With an older Bourne shell (such as ksh88 or POSIX sh), you may not have that cool ${var/pattern/replace} structure, but you do have ${var#pattern} and ${var%pattern}, which can be used to split the string up and then reassemble it. If you need to do that, you're in for a lot more code - but it's really not too bad.
If you're not in a shell script already, you could pretty easily make the pattern, replace, and filename parameters and just call this. :)
PS: The ${TMPDIR:-/tmp} structure uses $TMPDIR if that's set in your environment, or uses /tmp if the variable isn't set. I like to stick the PID of the current process on the end of the filename in the hopes that it'll be slightly more unique. You should probably use mktemp or similar in the "real world", but this is ok for a quick example, and the mktemp binary isn't always available.

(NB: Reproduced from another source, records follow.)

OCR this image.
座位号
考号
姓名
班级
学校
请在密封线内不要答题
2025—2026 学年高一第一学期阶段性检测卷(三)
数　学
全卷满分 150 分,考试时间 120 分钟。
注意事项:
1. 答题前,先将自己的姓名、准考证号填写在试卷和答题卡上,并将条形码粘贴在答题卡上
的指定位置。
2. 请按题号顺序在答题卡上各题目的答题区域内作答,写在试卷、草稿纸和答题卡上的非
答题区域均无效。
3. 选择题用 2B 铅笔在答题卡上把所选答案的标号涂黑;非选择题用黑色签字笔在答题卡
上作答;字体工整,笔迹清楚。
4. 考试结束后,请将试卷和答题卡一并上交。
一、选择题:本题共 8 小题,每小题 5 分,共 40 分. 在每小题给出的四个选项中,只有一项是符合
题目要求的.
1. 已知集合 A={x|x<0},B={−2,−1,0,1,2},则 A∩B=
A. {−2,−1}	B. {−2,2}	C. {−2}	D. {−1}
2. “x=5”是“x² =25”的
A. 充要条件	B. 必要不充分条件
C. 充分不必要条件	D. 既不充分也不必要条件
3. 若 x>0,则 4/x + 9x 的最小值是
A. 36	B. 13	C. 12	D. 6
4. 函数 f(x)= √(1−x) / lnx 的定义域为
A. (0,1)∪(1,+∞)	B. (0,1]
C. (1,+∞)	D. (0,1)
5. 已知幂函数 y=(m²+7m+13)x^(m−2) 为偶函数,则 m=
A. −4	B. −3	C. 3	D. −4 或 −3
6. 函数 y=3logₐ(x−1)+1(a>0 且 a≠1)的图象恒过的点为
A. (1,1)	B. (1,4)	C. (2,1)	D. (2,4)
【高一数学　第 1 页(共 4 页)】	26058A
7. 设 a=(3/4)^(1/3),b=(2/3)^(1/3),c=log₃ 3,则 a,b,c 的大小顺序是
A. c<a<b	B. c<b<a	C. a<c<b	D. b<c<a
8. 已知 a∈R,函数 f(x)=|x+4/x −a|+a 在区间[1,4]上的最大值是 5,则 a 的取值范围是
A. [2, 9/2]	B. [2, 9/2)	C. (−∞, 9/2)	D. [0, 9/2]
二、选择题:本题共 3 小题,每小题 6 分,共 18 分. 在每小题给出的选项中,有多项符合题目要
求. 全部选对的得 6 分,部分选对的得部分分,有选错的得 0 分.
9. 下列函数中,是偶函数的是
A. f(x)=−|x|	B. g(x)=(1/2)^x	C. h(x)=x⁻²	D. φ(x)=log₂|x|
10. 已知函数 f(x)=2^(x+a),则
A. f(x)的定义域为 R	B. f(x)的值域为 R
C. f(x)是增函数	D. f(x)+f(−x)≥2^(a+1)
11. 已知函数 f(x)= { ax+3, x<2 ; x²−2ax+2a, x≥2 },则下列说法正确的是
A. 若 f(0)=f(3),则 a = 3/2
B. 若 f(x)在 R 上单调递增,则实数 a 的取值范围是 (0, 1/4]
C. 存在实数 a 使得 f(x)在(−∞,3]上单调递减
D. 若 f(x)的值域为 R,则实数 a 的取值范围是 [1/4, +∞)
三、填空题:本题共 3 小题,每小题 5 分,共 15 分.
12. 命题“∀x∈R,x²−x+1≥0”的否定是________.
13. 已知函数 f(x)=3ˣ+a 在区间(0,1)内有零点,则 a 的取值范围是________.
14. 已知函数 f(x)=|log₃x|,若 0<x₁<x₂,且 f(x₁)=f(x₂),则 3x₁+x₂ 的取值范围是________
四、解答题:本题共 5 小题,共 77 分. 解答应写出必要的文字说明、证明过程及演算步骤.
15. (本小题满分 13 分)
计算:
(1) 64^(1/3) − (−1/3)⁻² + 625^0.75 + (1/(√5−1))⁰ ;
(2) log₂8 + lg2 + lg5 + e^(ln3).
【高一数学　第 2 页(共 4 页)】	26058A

Option 1) Escape regexp characters. E.g. sed 's/\$0\.0/0/g' will replace all occurrences of $0.0 with 0.
Option 2) Use perl -p -e in conjunction with quotemeta. E.g. perl -p -e 's/\\./,/gi' will replace all occurrences of . with ,.
You can use option 2 in scripts like this:
SEARCH="C++"
REPLACE="C#"
cat $FILELIST | perl -p -e "s/\\Q$SEARCH\\E/$REPLACE/g" > $NEWLIST

If you're not opposed to Ruby or long lines, you could use this:
alias replace='ruby -e "File.write(ARGV[0], File.read(ARGV[0]).gsub(ARGV[1]) { ARGV[2] })"'
replace test3.txt abc def
This loads the whole file into memory, performs the replacements and saves it back to disk. Should probably not be used for massive files.

If you don't want to escape your string, you can reach your goal in 2 steps:
fgrep the line (getting the line number) you want to replace, and
afterwards use sed for replacing this line.
E.g.
#/bin/sh
PATTERN='foo*[)*abc' # we need it literal
LINENUMBER="$( fgrep -n "$PATTERN" "$FILE" | cut -d':' -f1 )"
NEWSTRING='my new string'
sed -i "${LINENUMBER}s/.*/$NEWSTRING/" "$FILE"

You can do this in two lines of bash code if you're OK with reading the whole file into memory. This is quite flexible -- the pattern and replacement can contain newlines to match across lines if needed. It also preserves any trailing newline or lack thereof, which a simple loop with read does not.
mapfile -d '' < file
printf '%s' "${MAPFILE//"$pat"/"$rep"}" > file
For completeness, if the file can contain null bytes (\0), we need to extend the above, and it becomes
mapfile -d '' < <(cat file; printf '\0')
last=${MAPFILE[-1]}; unset "MAPFILE[-1]"
printf '%s\0' "${MAPFILE[#]//"$pat"/"$rep"}" > file
printf '%s' "${last//"$pat"/"$rep"}" >> file

perl -i.orig -pse 'while (($i = index($_,$s)) >= 0) { substr($_,$i,length($s), $r)}'--\
-s='$_REQUEST['\'old\'']' -r='$_REQUEST['\'new\'']' sample.txt
-i.orig in-place modification with backup.
-p print lines from the input file by default
-s enable rudimentary parsing of command line arguments
-e run this script
index($_,$s) search for the $s string
substr($_,$i,length($s), $r) replace the string
while (($i = index($_,$s)) >= 0) repeat until
-- end of perl parameters
-s='$_REQUEST['\'old\'']', -r='$_REQUEST['\'new\'']' - set $s,$r
You still need to "escape" ' chars but the rest should be straight forward.
Note: this started as an answer to How to pass special character string to sed hence the $_REQUEST['old'] strings, however this question is a bit more appropriately formulated.

You should be using replace instead of sed.
From the man page:
The replace utility program changes strings in place in files or on the
standard input.
Invoke replace in one of the following ways:
shell> replace from to [from to] ... -- file_name [file_name] ...
shell> replace from to [from to] ... < file_name
from represents a string to look for and to represents its replacement.
There can be one or more pairs of strings.